Researchers Find Intricate Tattoos on a 3,000-Year-Old Egyptian Woman

A Stanford archaeologist says they had religious and symbolic purposes.

— -- Researchers at Stanford University have found intricately designed body art on the well-preserved remains of a 3,000-year-old woman's body from Ancient Egypt.

The human remains were from Deir el-Medina, the village of artisans who built the tombs of the pharaoh during Egypt's New Kingdom (1550 to 1070 B.C.E.), Anne Austin, an archaeologist at Stanford University, told ABC News.

"Though the site was excavated nearly a century ago, the human remains were never studied. In 2014, I identified the mummy of a woman covered in tattoos; however, it wasn't until this year when we did infrared photography and we were able to identify all of the tattoos on her shoulders, neck, arms, and back."
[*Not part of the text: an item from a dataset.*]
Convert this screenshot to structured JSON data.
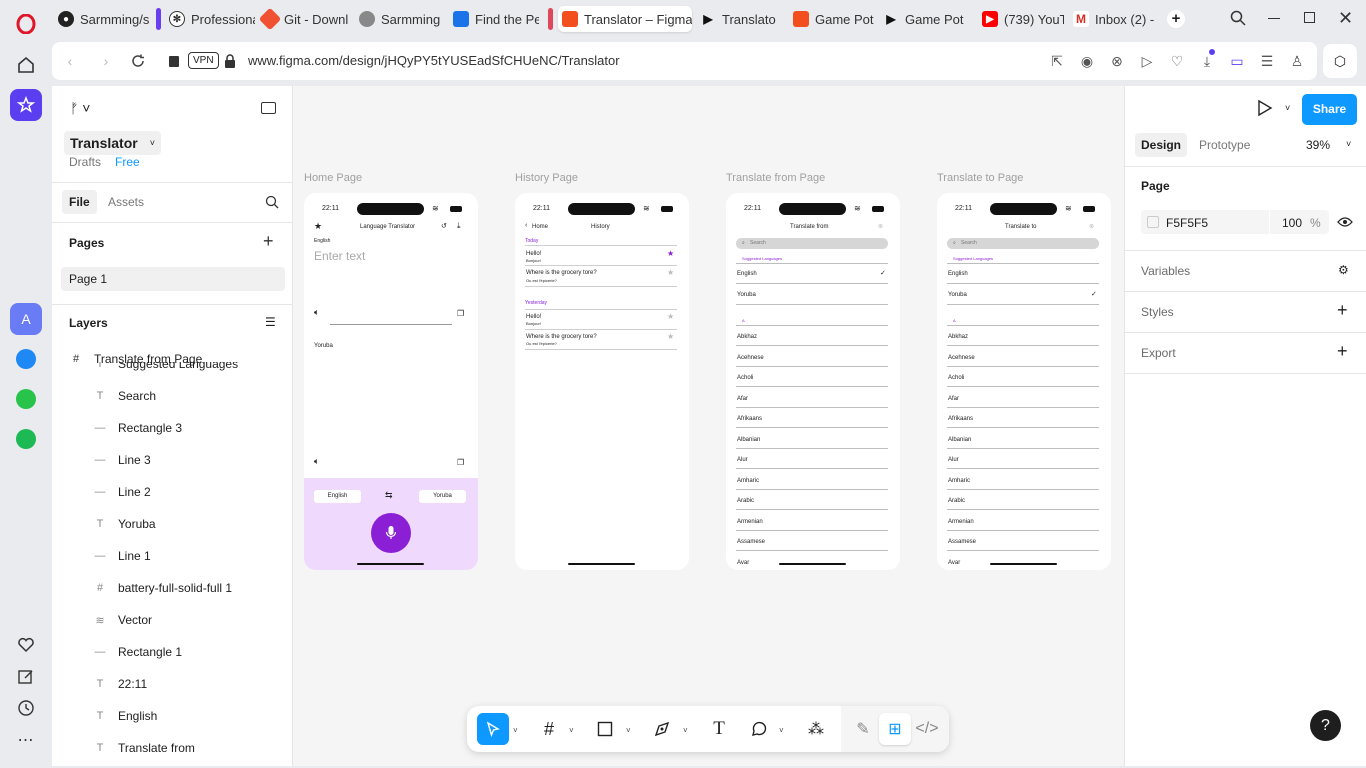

The woman, who Austin said lived in the Ramesside period, more than 3,000 years ago, is covered with tattoos that Austin said have religious meanings.

"The tattoos include important religious imagery like the cows of the goddess Hathor and Wadjet eyes -- a divine protective eye in ancient Egypt. The placement in the religious iconography of the tattoos suggests that they had a deeply symbolic religious purpose."

This woman is one of three tattooed mummies buried in Egyptian cemeteries, Austin said, although it is likely that more have yet to be discovered. The tattoo artistry for this one is unique, however, as it is the first to have Egyptian figures while the others had geometric tattoos.

Austin told ABC News it is not know what tools or ink Ancient Egyptian tattoo artists used.

The tattoos may also indicate the advanced roles of women in Ancient Egypt. "This mummy not only documents an Egyptian tradition of tattooing that we have not yet seen before, but the religious symbolism of the tattoos reveal important ways that women could participate in religion in this time period in ancient Egypt."